Há já uma razoável bibliografia na área da BD dedicada à data histórica do 25 de Abril e, consequentemente, a figuras de relevo no acontecimento de 1974, na chamada revolução dos Cravos.

O álbum que aqui apresento, intitulado "Salgueiro Maia O Rosto da Liberdade", é um daqueles que se podem considerar imprevisíveis e até difíceis de obter pelos coleccionadores de BD.

Trata-se de um álbum editado em Abril de 1999 pelo semanário regional O Ribatejo (com apoio da Câmara Municipal de Santarém) jornal esse que resolveu comemorar os 25 anos do 25 de Abril, com a história da intervenção dos militares da Escola Prática de Cavalaria de Santarém, comandados por Salgueiro Maia.

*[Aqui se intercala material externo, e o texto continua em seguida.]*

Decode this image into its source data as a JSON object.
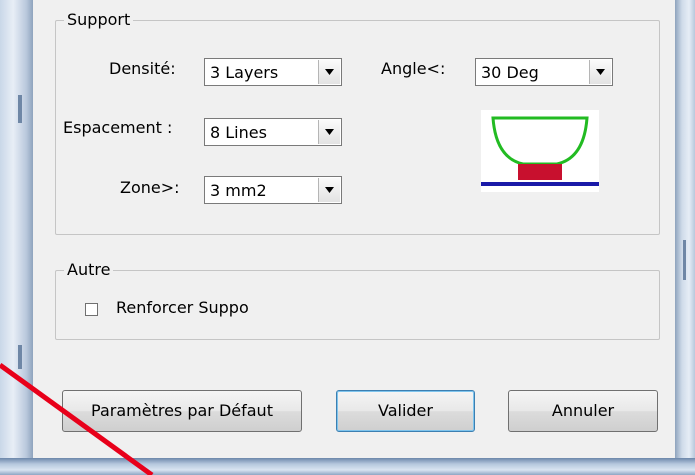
{
  "support": {
    "title": "Support",
    "density_label": "Densité:",
    "density_value": "3 Layers",
    "spacing_label": "Espacement :",
    "spacing_value": "8 Lines",
    "zone_label": "Zone>:",
    "zone_value": "3 mm2",
    "angle_label": "Angle<:",
    "angle_value": "30 Deg"
  },
  "other": {
    "title": "Autre",
    "reinforce_label": "Renforcer Suppo",
    "reinforce_checked": false
  },
  "buttons": {
    "defaults": "Paramètres par Défaut",
    "ok": "Valider",
    "cancel": "Annuler"
  },
  "colors": {
    "frame_accent": "#c9494e",
    "illustration_bowl": "#22bb22",
    "illustration_support": "#c8102e",
    "illustration_base": "#1a1aa8",
    "annotation_line": "#e8001a"
  },
  "icons": {
    "combo_arrow": "chevron-down-icon",
    "illustration": "support-diagram"
  }
}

A acção da banda desenhada, contada por desenhos em estilo realista, acompanhados algumas vezes por imagens fotográficas, tem início em Santarém num café, onde alguns amigos lêem o jornal O Ribatejo, cuja primeira página apresenta o título "Salgueiro Maia vai ter estátua em Santarém".
Um dos presentes,induzido pela notícia, começa a rememorar os acontecimentos, e a partir daí assiste-se, em flashback, à reconstituição desse episódio histórico, desde a saída dos militares de Santarém até à rendição de Marcelo Caetano perante Salgueiro Maia no Quartel do Carmo.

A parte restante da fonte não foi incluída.